Sweetbaum & Sweetbaum, Lake Success (Marshall D. Sweetbaum of counsel), for respondent.
Order, Supreme Court, Bronx County (Donna Mills, J.), entered April 24, 2017, which granted plaintiff's motion to amend the complaint to add U.S. Security Aviation Services, Inc. d/b/a U.S. Security Associates, Inc. as a defendant, unanimously reversed, on the law, without costs, and the motion denied.
The proposed claim against U.S. Security (negligence) fails to state a cause of action. U.S. Security, a security company hired by defendant KMart, owed no duty to plaintiff, a KMart customer who was injured in a fight with a KMart employee inside a KMart store. Plaintiff was not an intended third-party beneficiary of the contract between KMart and U.S. Security, which contains a "No Third Party Beneficiaries" clause (see e.g. Aiello v Burns Intl. Sec. Servs. Corp., 110 AD3d 234, 242 [1st Dept 2013]; Rahim v Sottile Sec. Co., 32 AD3d 77, 79-80 [1st Dept 2006]).
Nor can a duty be imposed on U.S. Security on the ground either that plaintiff relied to his detriment on the continued performance of U.S. Security's contractual duties or that U.S. Security had entirely displaced KMart's duty to secure its store (see Espinal v Melville Snow Contrs., 98 NY2d 136, 140 [2002]).
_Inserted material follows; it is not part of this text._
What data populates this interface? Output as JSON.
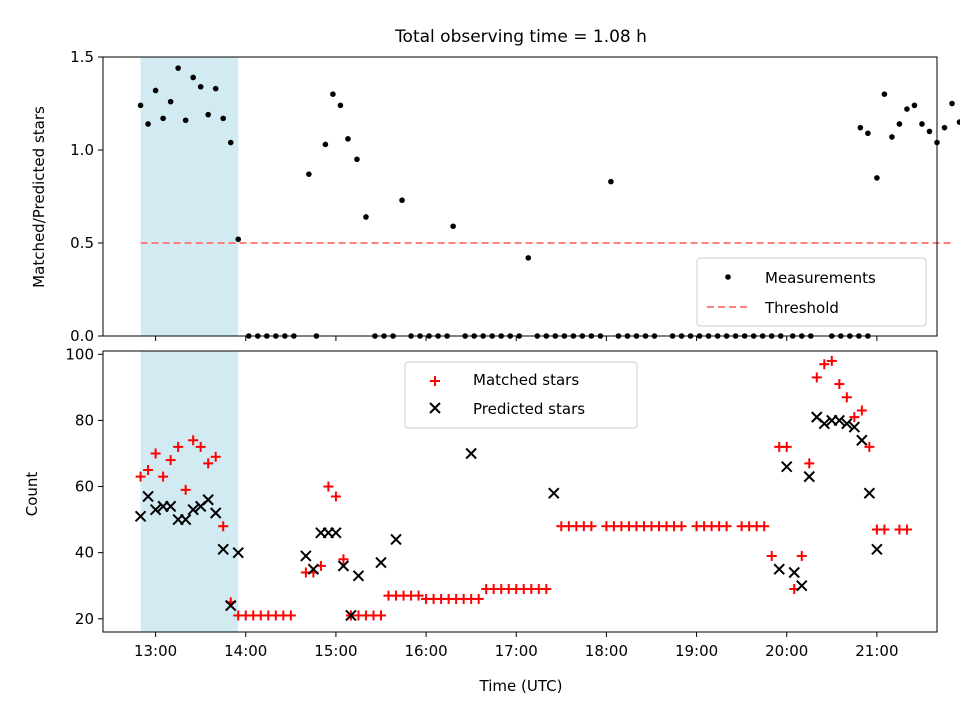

Plaintiff's affidavit says nothing about having knowledge of the contract between KMart and U.S. Security or about detrimental reliance on U.S. Security's continued performance thereunder (see Aiello, 110 AD3d at 246).
As for entire displacement, while the written scope of U.S. Security's services included "the protection of . . . customers . . . in the Premises," the deposition testimony of the loss prevention manager at the relevant KMart store makes it clear that, in actual practice, U.S. Security's services at that store were limited to deterring shoplifting (see id. at 245). Furthermore, U.S. Security did not totally displace KMart's duty to secure its store, because KMart retained supervisory authority over the security guards and required U.S. Security's staff to complete training in accordance with its (KMart's) safety policies and procedures (see id. at 246). Concur—Andrias, J.P., Gesmer, Kern, Singh, Moulton, JJ.